Von Staich v. California Department of Corrections
This text of 228 F. App'x 780 (Von Staich v. California Department of Corrections) is published on Counsel Stack Legal Research, covering Court of Appeals for the Ninth Circuit primary law. Counsel Stack provides free access to over 12 million legal documents including statutes, case law, regulations, and constitutions.
Opinion
MEMORANDUM
California state prisoner Ivan Von Staich appeals pro se from the district court’s judgment denying his 28 U.S.C. § 2254 petition for a writ of habeas corpus. We have jurisdiction pursuant to 28 U.S.C. § 2253, and we affirm.
Von Staich contends that, even though he had not yet had a parole consideration hearing and had not been deemed suitable for parole, the California Department of Corrections and the Board of Prison Terms violated his due process rights by failing to set a maximum term for his second degree murder conviction. We disagree. See Cal.Penal Code § 3041(b); In re Dannenberg, 34 Cal.4th 1061, 1071, 1098 n. 18, 23 Cal.Rptr.3d 417, 104 P.3d 783 (2005) (holding that a California prisoner has no right to a release date prior to being deemed suitable for parole because state law does not provide such a right); see also Sass v. California Board of Prison Terms, 461 F.3d 1123, 1132 (9th Cir.2006). Therefore, the California Supreme Court’s denial of this claim was not contrary to, or an unreasonable application of, clearly established United States Supreme Court authority. See 28 U.S.C. § 2254(d).
Von Staich also contends that his due process and equal protection rights were violated when he was not given sentencing credits for his second-degree murder conviction after already having those credits applied to his consecutive thirteen-year sentence for attempted murder. We disagree. Von Staich has no right to double credits and he provides no evidence of a discriminatory intent in denying him double credits. See Cal.Penal Code § 2900.5(b); People v. Bruner, 9 Cal.4th 1178, 1183-84, 1191-93, 40 Cal.Rptr.2d 534, 892 P.2d 1277 (1995) (holding that purpose of § 2900.5 was not to provide dual credit windfalls, but to ensure that person held in pretrial custody would not serve a longer overall period of confinement than that of another person who received an identical sentence but did not suffer pre-conviction custody); McLean v. Crabtree, 173 F.3d 1176, 1185 (9th Cir.1999) (holding that proof of discriminatory intent is required to show that state action having a disparate impact violates the Equal Protection Clause).
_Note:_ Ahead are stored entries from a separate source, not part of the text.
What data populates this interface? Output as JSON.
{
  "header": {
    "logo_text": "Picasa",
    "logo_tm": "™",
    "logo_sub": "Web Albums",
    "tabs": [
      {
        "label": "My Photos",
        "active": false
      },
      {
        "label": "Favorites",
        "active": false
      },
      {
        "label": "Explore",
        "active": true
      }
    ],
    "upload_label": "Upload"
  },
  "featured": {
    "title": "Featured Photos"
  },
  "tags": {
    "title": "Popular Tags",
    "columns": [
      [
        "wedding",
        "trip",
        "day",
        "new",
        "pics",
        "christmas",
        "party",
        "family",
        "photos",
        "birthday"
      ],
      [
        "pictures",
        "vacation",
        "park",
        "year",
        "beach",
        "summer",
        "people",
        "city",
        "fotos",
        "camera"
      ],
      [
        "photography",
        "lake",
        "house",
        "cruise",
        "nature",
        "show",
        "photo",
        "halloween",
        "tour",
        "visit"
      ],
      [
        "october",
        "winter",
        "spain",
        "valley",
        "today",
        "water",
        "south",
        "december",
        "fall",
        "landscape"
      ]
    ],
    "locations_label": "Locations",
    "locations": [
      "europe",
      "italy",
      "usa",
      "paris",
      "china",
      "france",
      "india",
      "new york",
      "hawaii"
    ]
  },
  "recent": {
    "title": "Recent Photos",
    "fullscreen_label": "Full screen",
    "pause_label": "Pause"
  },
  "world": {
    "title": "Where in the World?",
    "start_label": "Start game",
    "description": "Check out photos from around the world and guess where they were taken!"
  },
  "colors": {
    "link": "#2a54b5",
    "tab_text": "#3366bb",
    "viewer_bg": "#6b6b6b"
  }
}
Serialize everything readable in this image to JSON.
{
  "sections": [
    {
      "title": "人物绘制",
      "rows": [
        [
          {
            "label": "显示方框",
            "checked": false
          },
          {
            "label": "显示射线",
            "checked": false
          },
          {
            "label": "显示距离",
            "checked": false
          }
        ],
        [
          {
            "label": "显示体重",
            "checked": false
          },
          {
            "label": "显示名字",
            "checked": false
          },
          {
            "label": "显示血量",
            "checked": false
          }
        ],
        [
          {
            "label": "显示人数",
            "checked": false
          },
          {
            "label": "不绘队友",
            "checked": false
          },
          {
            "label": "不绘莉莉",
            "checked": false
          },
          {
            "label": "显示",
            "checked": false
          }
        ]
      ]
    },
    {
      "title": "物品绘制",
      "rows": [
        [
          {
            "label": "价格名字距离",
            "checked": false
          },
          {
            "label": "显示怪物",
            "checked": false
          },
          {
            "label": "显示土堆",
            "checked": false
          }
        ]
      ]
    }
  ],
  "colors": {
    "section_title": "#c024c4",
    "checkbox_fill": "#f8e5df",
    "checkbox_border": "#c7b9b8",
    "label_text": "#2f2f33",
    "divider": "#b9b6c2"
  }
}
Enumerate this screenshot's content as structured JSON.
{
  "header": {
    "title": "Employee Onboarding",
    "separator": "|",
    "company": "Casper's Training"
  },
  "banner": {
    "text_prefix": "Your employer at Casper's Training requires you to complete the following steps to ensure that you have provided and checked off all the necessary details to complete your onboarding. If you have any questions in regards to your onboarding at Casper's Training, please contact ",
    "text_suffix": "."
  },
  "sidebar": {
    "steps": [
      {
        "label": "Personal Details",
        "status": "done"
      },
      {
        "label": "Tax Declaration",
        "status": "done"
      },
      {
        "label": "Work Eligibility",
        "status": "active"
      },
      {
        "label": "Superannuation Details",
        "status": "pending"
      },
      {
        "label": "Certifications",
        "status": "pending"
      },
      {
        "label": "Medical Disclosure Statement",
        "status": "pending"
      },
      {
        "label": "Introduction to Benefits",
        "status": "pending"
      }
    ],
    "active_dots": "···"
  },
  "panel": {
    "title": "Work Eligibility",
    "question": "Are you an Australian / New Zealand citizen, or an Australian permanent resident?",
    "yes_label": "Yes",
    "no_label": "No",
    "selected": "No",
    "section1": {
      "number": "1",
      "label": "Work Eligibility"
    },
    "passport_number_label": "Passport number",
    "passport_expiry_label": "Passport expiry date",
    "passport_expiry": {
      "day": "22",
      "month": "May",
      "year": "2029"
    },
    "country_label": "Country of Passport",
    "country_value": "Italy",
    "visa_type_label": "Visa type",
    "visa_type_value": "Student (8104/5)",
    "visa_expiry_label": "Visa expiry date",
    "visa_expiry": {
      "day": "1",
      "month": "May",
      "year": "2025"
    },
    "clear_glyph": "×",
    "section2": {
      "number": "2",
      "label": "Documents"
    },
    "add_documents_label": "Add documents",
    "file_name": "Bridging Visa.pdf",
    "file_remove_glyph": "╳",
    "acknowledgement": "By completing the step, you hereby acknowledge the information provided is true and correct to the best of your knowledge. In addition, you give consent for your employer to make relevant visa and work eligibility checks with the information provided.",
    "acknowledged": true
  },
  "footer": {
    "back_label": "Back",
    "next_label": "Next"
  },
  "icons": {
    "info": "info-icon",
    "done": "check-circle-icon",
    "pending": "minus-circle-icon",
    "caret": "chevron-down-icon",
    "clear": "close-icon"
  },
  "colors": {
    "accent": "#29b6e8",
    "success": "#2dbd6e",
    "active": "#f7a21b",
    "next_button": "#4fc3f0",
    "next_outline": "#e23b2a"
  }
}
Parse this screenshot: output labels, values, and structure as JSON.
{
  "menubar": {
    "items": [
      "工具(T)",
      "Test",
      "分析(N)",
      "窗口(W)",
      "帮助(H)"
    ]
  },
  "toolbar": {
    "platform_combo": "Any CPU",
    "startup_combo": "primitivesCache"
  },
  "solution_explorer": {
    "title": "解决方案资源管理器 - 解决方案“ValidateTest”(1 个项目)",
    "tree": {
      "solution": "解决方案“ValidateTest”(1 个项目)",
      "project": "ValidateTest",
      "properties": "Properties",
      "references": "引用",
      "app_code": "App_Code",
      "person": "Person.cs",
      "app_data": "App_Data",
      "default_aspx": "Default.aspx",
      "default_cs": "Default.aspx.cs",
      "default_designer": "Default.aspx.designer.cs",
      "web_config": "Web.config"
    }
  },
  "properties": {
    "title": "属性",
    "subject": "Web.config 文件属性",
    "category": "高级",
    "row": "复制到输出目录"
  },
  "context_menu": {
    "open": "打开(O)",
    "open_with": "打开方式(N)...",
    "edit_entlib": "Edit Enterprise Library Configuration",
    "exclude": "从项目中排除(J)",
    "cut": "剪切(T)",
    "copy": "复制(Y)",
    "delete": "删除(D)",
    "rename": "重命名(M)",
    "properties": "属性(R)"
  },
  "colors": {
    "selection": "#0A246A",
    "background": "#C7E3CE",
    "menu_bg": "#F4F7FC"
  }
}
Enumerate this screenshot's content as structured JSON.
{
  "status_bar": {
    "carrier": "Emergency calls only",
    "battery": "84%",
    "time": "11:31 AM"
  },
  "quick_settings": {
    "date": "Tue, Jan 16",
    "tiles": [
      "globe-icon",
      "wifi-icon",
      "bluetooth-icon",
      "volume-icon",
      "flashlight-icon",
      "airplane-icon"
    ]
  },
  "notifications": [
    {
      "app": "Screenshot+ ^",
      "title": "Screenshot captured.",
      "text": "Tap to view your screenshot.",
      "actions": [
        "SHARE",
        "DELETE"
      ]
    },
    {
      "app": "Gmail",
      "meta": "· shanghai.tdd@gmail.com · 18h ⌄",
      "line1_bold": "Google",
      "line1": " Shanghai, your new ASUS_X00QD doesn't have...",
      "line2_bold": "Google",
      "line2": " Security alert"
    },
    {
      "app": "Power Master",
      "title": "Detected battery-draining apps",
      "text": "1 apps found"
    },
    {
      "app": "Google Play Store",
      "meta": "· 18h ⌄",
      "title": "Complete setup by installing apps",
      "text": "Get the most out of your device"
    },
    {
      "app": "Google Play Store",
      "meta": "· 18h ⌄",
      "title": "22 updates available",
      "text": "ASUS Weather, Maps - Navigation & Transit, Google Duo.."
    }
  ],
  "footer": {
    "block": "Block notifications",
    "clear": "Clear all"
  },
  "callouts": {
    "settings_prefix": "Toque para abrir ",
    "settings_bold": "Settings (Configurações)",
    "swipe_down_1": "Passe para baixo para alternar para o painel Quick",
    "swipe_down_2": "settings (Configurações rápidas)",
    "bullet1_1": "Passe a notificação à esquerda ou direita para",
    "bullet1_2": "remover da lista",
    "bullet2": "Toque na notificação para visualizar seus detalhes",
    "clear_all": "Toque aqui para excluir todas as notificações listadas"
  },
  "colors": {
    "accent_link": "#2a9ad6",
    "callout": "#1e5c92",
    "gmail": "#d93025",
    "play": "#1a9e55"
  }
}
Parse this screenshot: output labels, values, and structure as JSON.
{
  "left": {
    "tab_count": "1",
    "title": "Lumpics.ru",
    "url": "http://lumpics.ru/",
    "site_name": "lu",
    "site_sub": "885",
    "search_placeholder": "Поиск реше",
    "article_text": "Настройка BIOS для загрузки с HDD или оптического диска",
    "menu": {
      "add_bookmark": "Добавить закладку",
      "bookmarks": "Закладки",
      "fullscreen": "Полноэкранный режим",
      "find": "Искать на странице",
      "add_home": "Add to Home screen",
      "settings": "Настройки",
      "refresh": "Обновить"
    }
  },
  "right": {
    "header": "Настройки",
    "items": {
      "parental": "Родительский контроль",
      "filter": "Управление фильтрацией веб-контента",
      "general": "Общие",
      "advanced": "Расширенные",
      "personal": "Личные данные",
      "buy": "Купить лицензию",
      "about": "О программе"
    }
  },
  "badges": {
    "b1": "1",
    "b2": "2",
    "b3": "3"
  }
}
Therefore, the California Supreme Court’s denial of this claim was not contrary to, or an unreasonable application of, clearly established United States Supreme Court authority. See 28 U.S.C. § 2254(d).
To the extent Von Staich raises additional claims not raised in his petition before the district court, these claims are not cognizable on appeal. See Cacoperdo v. [782]*782Demosthenes, 37 F.3d 504, 507 (9th Cir.1994).
AFFIRMED.
This disposition is not appropriate for publication and is not precedent except as provided by 9th Cir. R. 36-3.